Armin took his face in his hands, wiping the tears away. "No, Eren. You're wrong. It's because of you that I'm alive. And either way, I would've seen people I knew die anyway, since the titans have invaded. Besides, you and Mikasa are the only people I really care about and it's better to be prepared and ready to kill a titan than to wait like a sitting duck. And I don't want to just see the ocean..." he said, giving him a sad smile. "I want to see it with you."

"But why me? I'm just a poor example of humanity, I've been broken so many times I can't even remember anything anymore. I'm losing my mind, Armin!" he cried, grabbing the boy's collar for support he didn't need. "Eren," he said sternly but softly and the brunet felt himself relax a little. "Calm down. We're all a little broken, we kind of have to be, but we all survive. Just like you do."

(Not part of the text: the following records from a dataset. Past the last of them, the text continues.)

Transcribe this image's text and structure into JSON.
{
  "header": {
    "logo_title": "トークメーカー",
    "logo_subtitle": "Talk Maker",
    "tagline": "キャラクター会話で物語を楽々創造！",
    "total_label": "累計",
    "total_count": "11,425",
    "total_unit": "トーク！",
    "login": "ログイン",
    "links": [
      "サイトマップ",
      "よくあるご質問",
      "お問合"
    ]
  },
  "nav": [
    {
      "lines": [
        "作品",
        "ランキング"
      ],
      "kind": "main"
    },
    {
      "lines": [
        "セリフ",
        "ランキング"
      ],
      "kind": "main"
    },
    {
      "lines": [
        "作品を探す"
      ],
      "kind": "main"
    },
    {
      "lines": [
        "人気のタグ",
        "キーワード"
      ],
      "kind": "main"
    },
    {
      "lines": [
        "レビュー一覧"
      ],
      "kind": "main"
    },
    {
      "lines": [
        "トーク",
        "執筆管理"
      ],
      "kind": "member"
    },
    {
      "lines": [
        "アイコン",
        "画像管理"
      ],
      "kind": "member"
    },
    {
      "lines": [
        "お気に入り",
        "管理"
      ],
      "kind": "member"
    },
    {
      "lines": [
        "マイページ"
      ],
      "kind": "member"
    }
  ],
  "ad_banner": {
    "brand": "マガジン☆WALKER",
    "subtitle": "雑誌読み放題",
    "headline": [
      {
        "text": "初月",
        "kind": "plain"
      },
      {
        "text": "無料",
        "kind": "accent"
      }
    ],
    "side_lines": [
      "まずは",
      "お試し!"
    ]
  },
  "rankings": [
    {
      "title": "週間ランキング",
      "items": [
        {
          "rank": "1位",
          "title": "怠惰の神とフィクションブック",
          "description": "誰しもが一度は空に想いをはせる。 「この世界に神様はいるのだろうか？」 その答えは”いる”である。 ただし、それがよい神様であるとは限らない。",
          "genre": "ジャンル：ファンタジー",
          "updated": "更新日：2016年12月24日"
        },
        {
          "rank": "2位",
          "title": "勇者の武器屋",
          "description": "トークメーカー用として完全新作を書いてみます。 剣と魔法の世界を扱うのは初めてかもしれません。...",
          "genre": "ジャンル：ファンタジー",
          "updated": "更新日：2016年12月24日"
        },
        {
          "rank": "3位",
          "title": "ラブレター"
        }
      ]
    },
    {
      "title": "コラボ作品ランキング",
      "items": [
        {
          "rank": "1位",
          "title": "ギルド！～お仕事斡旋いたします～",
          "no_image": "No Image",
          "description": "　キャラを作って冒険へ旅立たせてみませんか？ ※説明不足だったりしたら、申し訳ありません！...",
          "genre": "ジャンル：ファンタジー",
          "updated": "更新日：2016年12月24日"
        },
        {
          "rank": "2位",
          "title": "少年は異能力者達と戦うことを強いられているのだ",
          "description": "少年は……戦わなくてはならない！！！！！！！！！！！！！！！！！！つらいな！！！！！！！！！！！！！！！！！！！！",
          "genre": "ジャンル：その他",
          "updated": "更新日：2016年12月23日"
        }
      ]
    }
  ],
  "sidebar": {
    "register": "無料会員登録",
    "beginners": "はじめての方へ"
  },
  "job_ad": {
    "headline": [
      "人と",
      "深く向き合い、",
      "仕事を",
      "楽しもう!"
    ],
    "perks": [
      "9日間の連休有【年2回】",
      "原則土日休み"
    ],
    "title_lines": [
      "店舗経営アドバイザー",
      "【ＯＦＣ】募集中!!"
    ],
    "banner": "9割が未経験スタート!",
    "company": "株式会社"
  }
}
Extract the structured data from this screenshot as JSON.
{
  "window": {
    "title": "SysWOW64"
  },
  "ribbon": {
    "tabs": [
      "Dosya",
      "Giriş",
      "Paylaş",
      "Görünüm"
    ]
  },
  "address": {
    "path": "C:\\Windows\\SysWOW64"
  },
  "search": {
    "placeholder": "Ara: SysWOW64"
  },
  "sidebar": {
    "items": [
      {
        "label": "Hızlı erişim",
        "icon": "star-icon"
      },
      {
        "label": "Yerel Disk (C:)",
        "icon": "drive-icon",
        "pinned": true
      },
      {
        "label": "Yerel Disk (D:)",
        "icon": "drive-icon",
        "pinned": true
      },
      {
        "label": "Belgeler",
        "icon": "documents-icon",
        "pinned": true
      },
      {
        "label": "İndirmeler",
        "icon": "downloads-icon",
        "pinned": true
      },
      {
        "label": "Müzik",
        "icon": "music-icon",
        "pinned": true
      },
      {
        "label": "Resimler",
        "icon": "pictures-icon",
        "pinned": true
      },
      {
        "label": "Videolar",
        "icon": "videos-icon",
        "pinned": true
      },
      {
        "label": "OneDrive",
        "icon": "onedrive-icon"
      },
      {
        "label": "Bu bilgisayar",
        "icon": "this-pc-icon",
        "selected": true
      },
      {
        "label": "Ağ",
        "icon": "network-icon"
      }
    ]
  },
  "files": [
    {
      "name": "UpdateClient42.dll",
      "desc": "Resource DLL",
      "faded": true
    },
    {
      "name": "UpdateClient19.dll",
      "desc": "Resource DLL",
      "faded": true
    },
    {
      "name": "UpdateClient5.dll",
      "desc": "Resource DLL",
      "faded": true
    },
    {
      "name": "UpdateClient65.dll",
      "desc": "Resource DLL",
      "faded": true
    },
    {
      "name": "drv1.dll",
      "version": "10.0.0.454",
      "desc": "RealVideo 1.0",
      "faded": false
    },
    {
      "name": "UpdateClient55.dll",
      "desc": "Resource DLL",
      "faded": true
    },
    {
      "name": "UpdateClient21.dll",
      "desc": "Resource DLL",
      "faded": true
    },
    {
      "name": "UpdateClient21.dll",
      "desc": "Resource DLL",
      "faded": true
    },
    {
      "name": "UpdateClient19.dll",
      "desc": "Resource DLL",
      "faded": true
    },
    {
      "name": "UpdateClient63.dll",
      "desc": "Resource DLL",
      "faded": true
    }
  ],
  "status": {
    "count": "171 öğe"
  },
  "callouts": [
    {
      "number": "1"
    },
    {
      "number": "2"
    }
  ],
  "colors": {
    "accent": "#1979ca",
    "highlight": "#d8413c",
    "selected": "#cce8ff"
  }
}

He pressed their foreheads together and closed his eyes. Eren could see his lip trembling. "You're so important to me, Eren. More than anyone else. I don't know where I'd be without you. I'd probably be long dead by now. I've already lost you once..." his voice shook. Connie had told Eren how utterly distraught Armin had been when he saw Eren get devoured, like he was in a daze, his eyes overcast and cloudy, before suddenly breaking down and sobbing uncontrollably. He had even tried to...

"I can't lose you again. Without you...I have n-nothing to live for."

Tears began to roll down his cheeks and Eren never wanted to see Armin like this again. "I...you mean e-everything to me..."

Eren couldn't stand the pain his heart was experiencing, seeing Armin so upset. He shouldn't look like this. He should be happy, that amazing smile on his face, his eyes shimmering with hopes and dreams of seeing something in the outside world. Eren wanted it to stop and acted on impulse, bringing their lips together hurriedly. Armin let out a small squeak of surprise but Eren kissed him harder and felt him melt into it. It seemed to last forever but not long enough at the same time. But when they had to breathe, they pulled away, staring into each other's eyes. Then Armin smiled, tears still shimmering on his cheeks. "I think I might know why you didn't like me calling Christa cute."